O tecnofeudalismo se baseia em uma forma de capital
inovadora e transmutada, qualitativa e quantitativamente diferente de todas as
variedades conhecidas até o momento. Até 10 anos atrás, todas as formas de
capital eram geradas através da produção, seja um arado, um martelo, uma
máquina a vapor ou um robô industrial. No entanto, na última década, vimos uma
nova forma de capital que ganha vida em nossos celulares, tablets e cabos de
fibra óptica, que eu chamo de “capital da nuvem”.

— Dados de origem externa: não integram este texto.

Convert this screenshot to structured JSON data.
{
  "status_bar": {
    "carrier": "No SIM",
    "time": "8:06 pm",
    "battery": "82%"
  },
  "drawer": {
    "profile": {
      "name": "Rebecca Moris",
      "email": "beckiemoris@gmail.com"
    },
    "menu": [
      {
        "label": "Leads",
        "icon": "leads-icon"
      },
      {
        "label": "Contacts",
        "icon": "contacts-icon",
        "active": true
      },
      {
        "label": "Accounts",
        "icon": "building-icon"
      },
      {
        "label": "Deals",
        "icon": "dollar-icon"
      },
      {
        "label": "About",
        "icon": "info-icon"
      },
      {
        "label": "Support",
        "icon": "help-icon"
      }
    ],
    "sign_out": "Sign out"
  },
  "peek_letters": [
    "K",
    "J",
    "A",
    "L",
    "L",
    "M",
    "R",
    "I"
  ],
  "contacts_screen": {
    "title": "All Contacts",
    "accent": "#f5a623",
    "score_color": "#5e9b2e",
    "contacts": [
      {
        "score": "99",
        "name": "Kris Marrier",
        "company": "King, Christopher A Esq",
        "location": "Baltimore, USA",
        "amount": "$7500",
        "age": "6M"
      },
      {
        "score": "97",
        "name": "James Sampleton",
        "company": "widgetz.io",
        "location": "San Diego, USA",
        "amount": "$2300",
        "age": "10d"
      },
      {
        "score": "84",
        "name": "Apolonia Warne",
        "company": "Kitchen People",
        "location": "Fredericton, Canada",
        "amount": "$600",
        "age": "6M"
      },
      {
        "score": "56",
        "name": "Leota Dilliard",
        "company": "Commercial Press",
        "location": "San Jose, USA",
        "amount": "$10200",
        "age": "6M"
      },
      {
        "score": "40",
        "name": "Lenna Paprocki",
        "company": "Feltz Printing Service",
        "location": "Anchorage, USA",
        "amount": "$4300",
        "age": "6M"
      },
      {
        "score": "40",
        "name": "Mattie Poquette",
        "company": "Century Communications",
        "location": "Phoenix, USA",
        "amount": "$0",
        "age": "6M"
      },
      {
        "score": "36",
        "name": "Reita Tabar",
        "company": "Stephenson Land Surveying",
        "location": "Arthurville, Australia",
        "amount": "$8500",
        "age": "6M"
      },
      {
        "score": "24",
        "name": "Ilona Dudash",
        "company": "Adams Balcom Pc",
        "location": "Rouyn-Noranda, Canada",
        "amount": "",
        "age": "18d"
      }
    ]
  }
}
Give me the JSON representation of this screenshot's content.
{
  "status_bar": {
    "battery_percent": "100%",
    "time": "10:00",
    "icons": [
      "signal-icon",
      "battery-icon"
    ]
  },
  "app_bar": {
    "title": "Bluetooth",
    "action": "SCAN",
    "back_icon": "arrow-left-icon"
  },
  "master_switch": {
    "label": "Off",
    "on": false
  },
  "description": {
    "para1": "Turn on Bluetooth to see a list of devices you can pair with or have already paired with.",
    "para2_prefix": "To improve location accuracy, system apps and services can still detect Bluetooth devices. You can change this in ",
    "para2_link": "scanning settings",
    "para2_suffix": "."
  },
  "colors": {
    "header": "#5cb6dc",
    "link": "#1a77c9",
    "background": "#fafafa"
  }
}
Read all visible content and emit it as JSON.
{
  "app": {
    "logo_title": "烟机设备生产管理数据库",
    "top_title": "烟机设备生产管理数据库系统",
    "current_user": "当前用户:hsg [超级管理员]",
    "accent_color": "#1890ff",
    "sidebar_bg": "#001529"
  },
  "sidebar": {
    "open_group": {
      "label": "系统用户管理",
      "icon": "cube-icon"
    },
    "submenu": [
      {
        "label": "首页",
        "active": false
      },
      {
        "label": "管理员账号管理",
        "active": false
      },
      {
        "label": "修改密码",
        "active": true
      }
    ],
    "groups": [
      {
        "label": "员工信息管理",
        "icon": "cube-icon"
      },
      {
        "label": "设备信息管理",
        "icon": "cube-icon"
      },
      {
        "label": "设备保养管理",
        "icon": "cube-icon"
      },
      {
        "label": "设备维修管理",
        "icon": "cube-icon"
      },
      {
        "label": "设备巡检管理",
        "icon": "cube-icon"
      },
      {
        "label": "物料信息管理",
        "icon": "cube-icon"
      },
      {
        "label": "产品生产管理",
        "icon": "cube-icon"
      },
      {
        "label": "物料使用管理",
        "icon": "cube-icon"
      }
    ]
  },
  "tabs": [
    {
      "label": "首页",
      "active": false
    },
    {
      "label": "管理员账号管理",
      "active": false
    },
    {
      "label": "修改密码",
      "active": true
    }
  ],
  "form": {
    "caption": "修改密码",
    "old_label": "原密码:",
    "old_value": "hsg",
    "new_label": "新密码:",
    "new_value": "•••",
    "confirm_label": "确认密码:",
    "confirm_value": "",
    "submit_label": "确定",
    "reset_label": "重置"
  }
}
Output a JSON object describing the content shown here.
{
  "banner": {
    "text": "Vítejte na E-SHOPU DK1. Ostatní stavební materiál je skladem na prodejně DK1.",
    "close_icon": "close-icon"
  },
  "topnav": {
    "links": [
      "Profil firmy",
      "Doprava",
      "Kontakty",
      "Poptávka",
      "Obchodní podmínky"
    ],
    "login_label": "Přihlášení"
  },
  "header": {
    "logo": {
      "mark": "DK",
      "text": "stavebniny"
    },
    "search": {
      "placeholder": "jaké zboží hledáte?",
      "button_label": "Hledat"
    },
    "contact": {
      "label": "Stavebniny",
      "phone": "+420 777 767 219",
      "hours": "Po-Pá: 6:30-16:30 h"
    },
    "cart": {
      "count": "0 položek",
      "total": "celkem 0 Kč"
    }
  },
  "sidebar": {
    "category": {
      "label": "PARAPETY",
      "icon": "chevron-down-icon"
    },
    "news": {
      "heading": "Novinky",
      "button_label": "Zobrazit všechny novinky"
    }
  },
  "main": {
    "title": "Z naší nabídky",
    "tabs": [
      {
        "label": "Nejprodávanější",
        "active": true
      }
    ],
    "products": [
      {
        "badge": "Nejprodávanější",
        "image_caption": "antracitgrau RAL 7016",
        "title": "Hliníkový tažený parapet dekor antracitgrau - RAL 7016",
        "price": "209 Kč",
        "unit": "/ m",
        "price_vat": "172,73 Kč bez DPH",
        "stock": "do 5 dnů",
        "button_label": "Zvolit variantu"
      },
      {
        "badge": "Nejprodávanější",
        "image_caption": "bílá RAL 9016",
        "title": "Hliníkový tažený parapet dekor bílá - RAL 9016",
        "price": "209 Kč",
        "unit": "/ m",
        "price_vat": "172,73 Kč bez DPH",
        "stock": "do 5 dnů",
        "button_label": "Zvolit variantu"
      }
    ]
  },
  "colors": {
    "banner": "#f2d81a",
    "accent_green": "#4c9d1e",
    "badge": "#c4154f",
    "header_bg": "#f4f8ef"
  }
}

Amazon, Alibaba, Uber, Airbnb não
são mercados. Nem sequer são monopólios. São plataformas de comércio. O algoritmo (o capital da
nuvem) que os constrói não produz nada exceto um feudo na nuvem onde nos
reunimos como criadores, consumidores e usuários. Todos nós trabalhamos neles,
seja como taxistas ou produtores de conteúdos, e o proprietário deste ambiente
digital ganha rendas, como no feudalismo. Agora, não são rendas
procedentes da terra, são rendas digitais. Eu as chamo de rendas da nuvem.
Nesse
processo, os proprietários do capital da nuvem podem mudar o comportamento ou a
mente do usuário. É uma forma de mudança do comportamento que cria um modo
socioeconômico totalmente novo de produção, distribuição, comunicação e
intercâmbio. Não é capitalismo, mesmo quando se baseia no capital. O capitalismo tem dois
pilares: os mercados e os lucros. O capital da nuvem está rapidamente
substituindo os mercados por feudos na nuvem e, como resultado, está desviando
os lucros capitalistas que continuam sendo essenciais para o sistema,
convertendo-os em rendas da nuvem.
·
De acordo com o senso comum socialista, o capitalismo
criava seu próprio coveiro, ou seja, na forma de trabalhadores. Isto continua
sendo válido com o tecnofeudalismo ou, em última instância, serão apenas robôs
criando robôs para criar mais robôs?
A
análise marxista é a melhor maneira de entender o tecnofeudalismo. O valor
continua sendo produzido por seres humanos, não por
robôs, algoritmos ou o capital da nuvem. Surge da atividade humana.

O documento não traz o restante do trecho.